The working of certain factors of evolution upon a human race is illustrated in Mr. G. A. Dorsey's paper on the Geography of the Tsimshian Indians. Although the members of this tribe to-day are only a remnant of the stock as it existed in 1850, they seem to be holding their own in point of population, while some of the other coast stocks are diminishing very rapidly. They are nearly all Christianized, wear European clothing, and work in the salmon canneries during the summer months. Yet their ultimate absorption and extinction are only matters of time. The new villages, and especially the canneries, are bringing the different stocks of the coast into more and more intimate relations, and this results in the disappearance of pure types. The introduction of the Chinese element may further complicate matters.

M. Deniker, of the Museum of Natural History in Paris, has received from Corea three hundred and seventy-five specimens of roots, seeds, fruits, etc., represented in the pharmacopoeia of the country as sovereign remedies against various diseases. There are also among them powders of soapstone, sand, and other mineral substances. All are enveloped in complicated wrappers inscribed with Corean and Manchu formulas. A manuscript containing a list of a hundred and ten medicines which can be manufactured with the drugs has also been sent to the museum. It gives, in connection with each formula, the name of the disease for which the remedy is to be administered. There are remedies for cold in the head, indigestion, headache, ill humor on getting up in the morning, and indisposition after "making a night of it."

A species of ant in Victoria, Australia, is described by Mr. J. C. Goudie, which keeps in close confinement a mealy aphis that feeds on the stems of eucalyptus, around and over which it constructs a dome of pieces of grass, etc., that holds the aphis imprisoned and keeps other ants away. In front of the door of this covering, if it has one, two sentinel ants are posted, which vigilantly guard the opening. Each inclosure generally contains from three to a dozen aphides, and about as many ants. When the author broke into some of these structures to inspect them more closely, the ants at once seized their aphides and carried them off.

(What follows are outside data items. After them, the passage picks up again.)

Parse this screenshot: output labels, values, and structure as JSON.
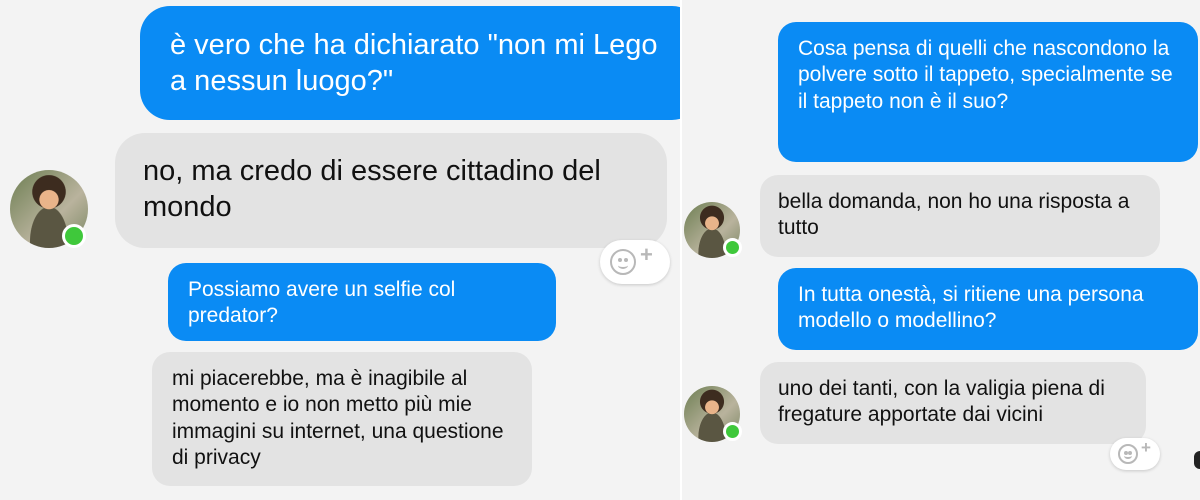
{
  "left_chat": {
    "messages": [
      {
        "type": "outgoing",
        "text": "è vero che ha dichiarato \"non mi Lego a nessun luogo?\""
      },
      {
        "type": "incoming",
        "text": "no, ma credo di essere cittadino del mondo"
      },
      {
        "type": "outgoing",
        "text": "Possiamo avere un selfie col predator?"
      },
      {
        "type": "incoming",
        "text": "mi piacerebbe, ma è inagibile al momento e io non metto più mie immagini su internet, una questione di privacy"
      }
    ],
    "reaction_plus": "+"
  },
  "right_chat": {
    "messages": [
      {
        "type": "outgoing",
        "text": "Cosa pensa di quelli che nascondono la polvere sotto il tappeto, specialmente se il tappeto non è il suo?"
      },
      {
        "type": "incoming",
        "text": "bella domanda, non ho una risposta a tutto"
      },
      {
        "type": "outgoing",
        "text": "In tutta onestà, si ritiene una persona modello o modellino?"
      },
      {
        "type": "incoming",
        "text": "uno dei tanti, con la valigia piena di fregature apportate dai vicini"
      }
    ],
    "reaction_plus": "+"
  },
  "colors": {
    "outgoing_bubble": "#0a8bf4",
    "incoming_bubble": "#e3e3e3",
    "online_indicator": "#3fc83b"
  },
  "icons": {
    "avatar": "contact-avatar",
    "presence": "online-status-dot",
    "reaction": "add-reaction-icon"
  }
}
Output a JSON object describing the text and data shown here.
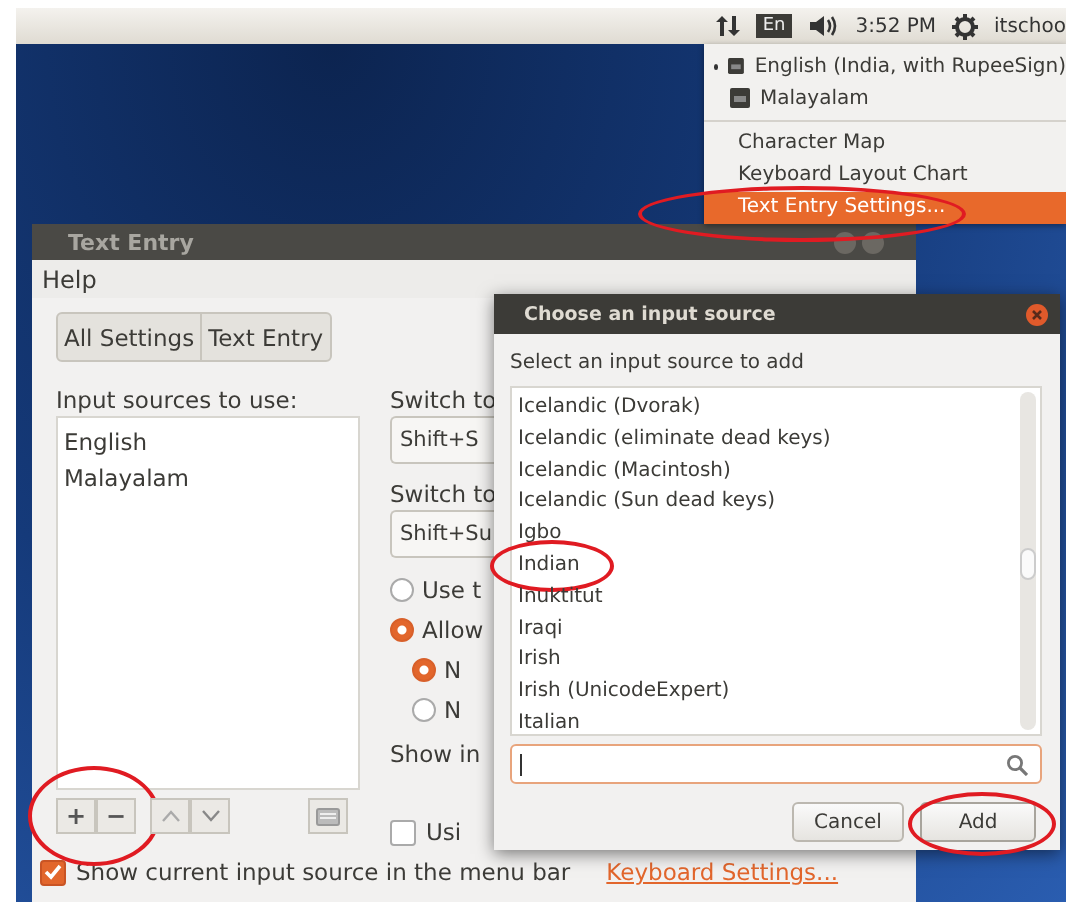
{
  "top_panel": {
    "keyboard_indicator": "En",
    "clock": "3:52 PM",
    "user": "itschoo"
  },
  "indicator_menu": {
    "sources": [
      {
        "label": "English (India, with RupeeSign)",
        "selected": true
      },
      {
        "label": "Malayalam",
        "selected": false
      }
    ],
    "items": [
      {
        "label": "Character Map",
        "highlighted": false,
        "circled": false
      },
      {
        "label": "Keyboard Layout Chart",
        "highlighted": false,
        "circled": false
      },
      {
        "label": "Text Entry Settings...",
        "highlighted": true,
        "circled": true
      }
    ]
  },
  "text_entry_window": {
    "title": "Text Entry",
    "menu": [
      "Help"
    ],
    "breadcrumbs": [
      "All Settings",
      "Text Entry"
    ],
    "sources_label": "Input sources to use:",
    "sources": [
      "English",
      "Malayalam"
    ],
    "toolbar": {
      "add": "+",
      "remove": "−",
      "circled": true
    },
    "switch_next_label": "Switch to",
    "switch_next_value": "Shift+S",
    "switch_prev_label": "Switch to",
    "switch_prev_value": "Shift+Su",
    "radios": [
      {
        "label": "Use t",
        "selected": false
      },
      {
        "label": "Allow",
        "selected": true,
        "children": [
          {
            "label": "N",
            "selected": true
          },
          {
            "label": "N",
            "selected": false
          }
        ]
      }
    ],
    "show_label": "Show in",
    "checkboxes": [
      {
        "label": "Usi",
        "checked": false
      },
      {
        "label": "Show current input source in the menu bar",
        "checked": true
      }
    ],
    "link": "Keyboard Settings..."
  },
  "dialog": {
    "title": "Choose an input source",
    "prompt": "Select an input source to add",
    "items": [
      {
        "label": "Icelandic (Dvorak)",
        "circled": false
      },
      {
        "label": "Icelandic (eliminate dead keys)",
        "circled": false
      },
      {
        "label": "Icelandic (Macintosh)",
        "circled": false
      },
      {
        "label": "Icelandic (Sun dead keys)",
        "circled": false
      },
      {
        "label": "Igbo",
        "circled": false
      },
      {
        "label": "Indian",
        "circled": true
      },
      {
        "label": "Inuktitut",
        "circled": false
      },
      {
        "label": "Iraqi",
        "circled": false
      },
      {
        "label": "Irish",
        "circled": false
      },
      {
        "label": "Irish (UnicodeExpert)",
        "circled": false
      },
      {
        "label": "Italian",
        "circled": false
      }
    ],
    "buttons": [
      {
        "label": "Cancel",
        "kind": "normal",
        "circled": false
      },
      {
        "label": "Add",
        "kind": "default",
        "circled": true
      }
    ]
  }
}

Sir Gardner Wilkinson observed more than fifty years ago that the ancient Egyptians had a keen appreciation of the comic, and published a considerable number of drawings from the monuments that fully established the correctness of his view. Further illustrations of the fact, given by Herr Emil Brugsch Bey, are published in French and German papers as new discoveries. A newly exhumed papyrus of the twenty second dynasty contains humorous sketches of cats and rats, in which the cats act like rats and rats like cats. In one design, a rat dressed as a grand lady is served by a servant cat, who offers her a mirror. In the next scene a rat poses as a young Egyptian dandy, while his valet cat dresses his beard and adjusts an immense wig upon his head. In a third scene a cat is officiating as nurse to a young rat. All the pictures are colored.